Aktuelles aus Prishtinë (Pristina), Mitrovica, Prizren, Prizeren, Pejë, Pec - Historisches zu Kosova und UCK
22:40
24.10.2020
Die internationale Wirtschaftspresse vermutet, dass zwischen Kosova, Serbien und Bosnien-Herzegowina ein "Handelskrieg" auszubrechen könnte. Die kosovarische Wirtschaftskammer appellierte an heimische Firmen, sich auf ein Verbot von Warenimporten aus Serbien und Bosnien vorzubereiten. Es würde sich um eine Reaktion auf die Entscheidungen

der bosnischen und serbischen Behörden vom 3. Dezember handeln, mit denen die Warenimporte ausKosova, aber auch der Transport kosovarischer Waren über ihre Gebiete untersagt worden waren, erläuterte die Wirtschaftskammer am vergangenen Dienstag.
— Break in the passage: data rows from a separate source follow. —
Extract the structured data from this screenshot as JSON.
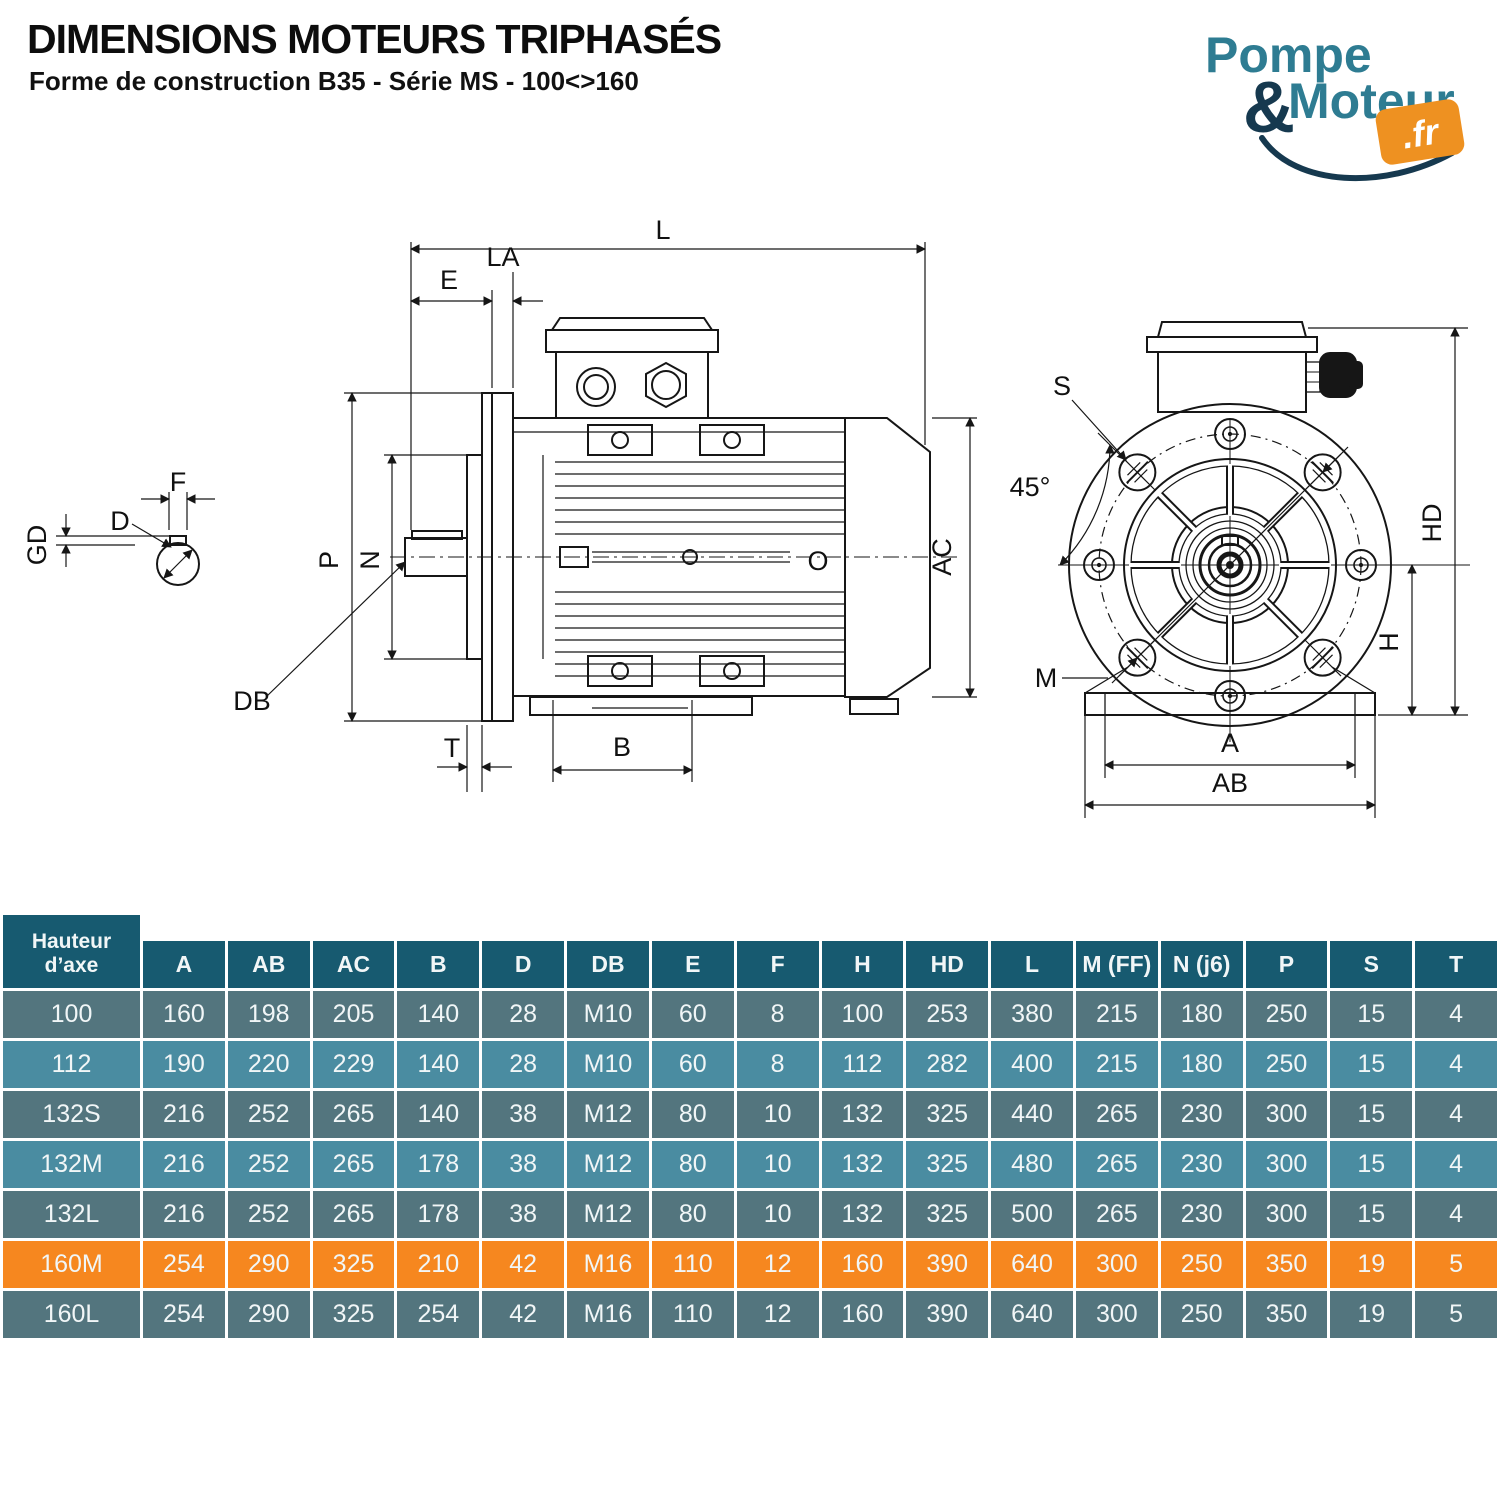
{
  "header": {
    "title": "DIMENSIONS MOTEURS TRIPHASÉS",
    "subtitle": "Forme de construction B35 - Série MS - 100<>160"
  },
  "logo": {
    "word1": "Pompe",
    "ampersand": "&",
    "word2": "Moteur",
    "tld": ".fr",
    "teal": "#2e7c92",
    "navy": "#16394f",
    "orange": "#ee9121"
  },
  "diagram": {
    "labels": {
      "L": "L",
      "E": "E",
      "LA": "LA",
      "P": "P",
      "N": "N",
      "DB": "DB",
      "T": "T",
      "B": "B",
      "AC": "AC",
      "O": "O",
      "F": "F",
      "GD": "GD",
      "D": "D",
      "S": "S",
      "angle45": "45°",
      "M": "M",
      "HD": "HD",
      "H": "H",
      "A": "A",
      "AB": "AB"
    }
  },
  "table": {
    "row_header_label": "Hauteur d’axe",
    "columns": [
      "A",
      "AB",
      "AC",
      "B",
      "D",
      "DB",
      "E",
      "F",
      "H",
      "HD",
      "L",
      "M (FF)",
      "N (j6)",
      "P",
      "S",
      "T"
    ],
    "rows": [
      {
        "name": "100",
        "highlight": false,
        "values": [
          "160",
          "198",
          "205",
          "140",
          "28",
          "M10",
          "60",
          "8",
          "100",
          "253",
          "380",
          "215",
          "180",
          "250",
          "15",
          "4"
        ]
      },
      {
        "name": "112",
        "highlight": false,
        "values": [
          "190",
          "220",
          "229",
          "140",
          "28",
          "M10",
          "60",
          "8",
          "112",
          "282",
          "400",
          "215",
          "180",
          "250",
          "15",
          "4"
        ]
      },
      {
        "name": "132S",
        "highlight": false,
        "values": [
          "216",
          "252",
          "265",
          "140",
          "38",
          "M12",
          "80",
          "10",
          "132",
          "325",
          "440",
          "265",
          "230",
          "300",
          "15",
          "4"
        ]
      },
      {
        "name": "132M",
        "highlight": false,
        "values": [
          "216",
          "252",
          "265",
          "178",
          "38",
          "M12",
          "80",
          "10",
          "132",
          "325",
          "480",
          "265",
          "230",
          "300",
          "15",
          "4"
        ]
      },
      {
        "name": "132L",
        "highlight": false,
        "values": [
          "216",
          "252",
          "265",
          "178",
          "38",
          "M12",
          "80",
          "10",
          "132",
          "325",
          "500",
          "265",
          "230",
          "300",
          "15",
          "4"
        ]
      },
      {
        "name": "160M",
        "highlight": true,
        "values": [
          "254",
          "290",
          "325",
          "210",
          "42",
          "M16",
          "110",
          "12",
          "160",
          "390",
          "640",
          "300",
          "250",
          "350",
          "19",
          "5"
        ]
      },
      {
        "name": "160L",
        "highlight": false,
        "values": [
          "254",
          "290",
          "325",
          "254",
          "42",
          "M16",
          "110",
          "12",
          "160",
          "390",
          "640",
          "300",
          "250",
          "350",
          "19",
          "5"
        ]
      }
    ],
    "colors": {
      "header": "#175a70",
      "row_dark": "#53757e",
      "row_light": "#4a8ca1",
      "highlight": "#f6871f"
    }
  }
}
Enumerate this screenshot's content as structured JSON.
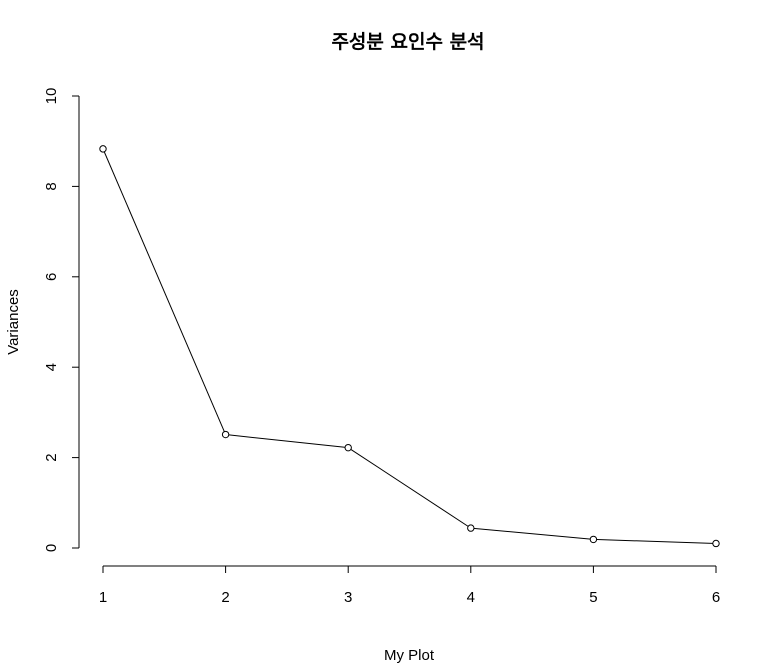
{
  "chart_data": {
    "type": "line",
    "title": "주성분 요인수 분석",
    "xlabel": "My Plot",
    "ylabel": "Variances",
    "x": [
      1,
      2,
      3,
      4,
      5,
      6
    ],
    "y": [
      8.83,
      2.51,
      2.22,
      0.44,
      0.19,
      0.1
    ],
    "xlim": [
      1,
      6
    ],
    "ylim": [
      0,
      10
    ],
    "xticks": [
      "1",
      "2",
      "3",
      "4",
      "5",
      "6"
    ],
    "yticks": [
      "0",
      "2",
      "4",
      "6",
      "8",
      "10"
    ],
    "grid": false,
    "markers": "open-circle",
    "line_color": "#000000"
  }
}
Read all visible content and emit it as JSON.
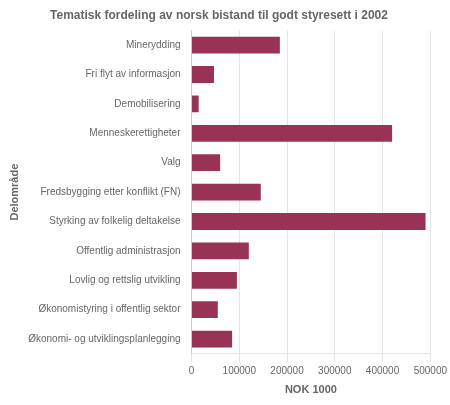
{
  "chart_data": {
    "type": "bar",
    "orientation": "horizontal",
    "title": "Tematisk fordeling av norsk bistand til godt styresett i 2002",
    "xlabel": "NOK 1000",
    "ylabel": "Delområde",
    "categories": [
      "Økonomi- og utviklingsplanlegging",
      "Økonomistyring i offentlig sektor",
      "Lovlig og rettslig utvikling",
      "Offentlig administrasjon",
      "Styrking av folkelig deltakelse",
      "Fredsbygging etter konflikt (FN)",
      "Valg",
      "Menneskerettigheter",
      "Demobilisering",
      "Fri flyt av informasjon",
      "Minerydding"
    ],
    "values": [
      85000,
      55000,
      95000,
      120000,
      490000,
      145000,
      60000,
      420000,
      15000,
      47000,
      185000
    ],
    "color": "#993355",
    "xlim": [
      0,
      500000
    ],
    "xticks": [
      0,
      100000,
      200000,
      300000,
      400000,
      500000
    ],
    "grid": true
  }
}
Die Wirtschaftskammer Kosovas fordert alle kosovarischen Geschäftsleute - die Waren aus Serbien und Bosnien-Herzegowina einführen - auf, den Ersatz für diese Waren in Erwägung zu ziehen, um keinen Schaden durch die Maßnahmen hinnehmen zu müssen, die Kosova treffen müssen wird, um eine Reziprozität in den Beziehungen mit Serbien und Bosnien-Herzegowina herzustellen", wurde die Aussendung von der Wirtschaftskammer von Belgrader Medien zitiert.

 

Die kosovarischen Behörden haben sich unterdessen auch an das Sekretariat des im Dezember 2006 unterzeichneten Freihandelsabkommens CEFTA (Central European Free Trade Agreement) gewandt, um das entstandene Problem zu lösen. Die Wirtschaftskammer informierte dasselbe CEFTA-Sekretariat nun auch über das geplante Warenverbot.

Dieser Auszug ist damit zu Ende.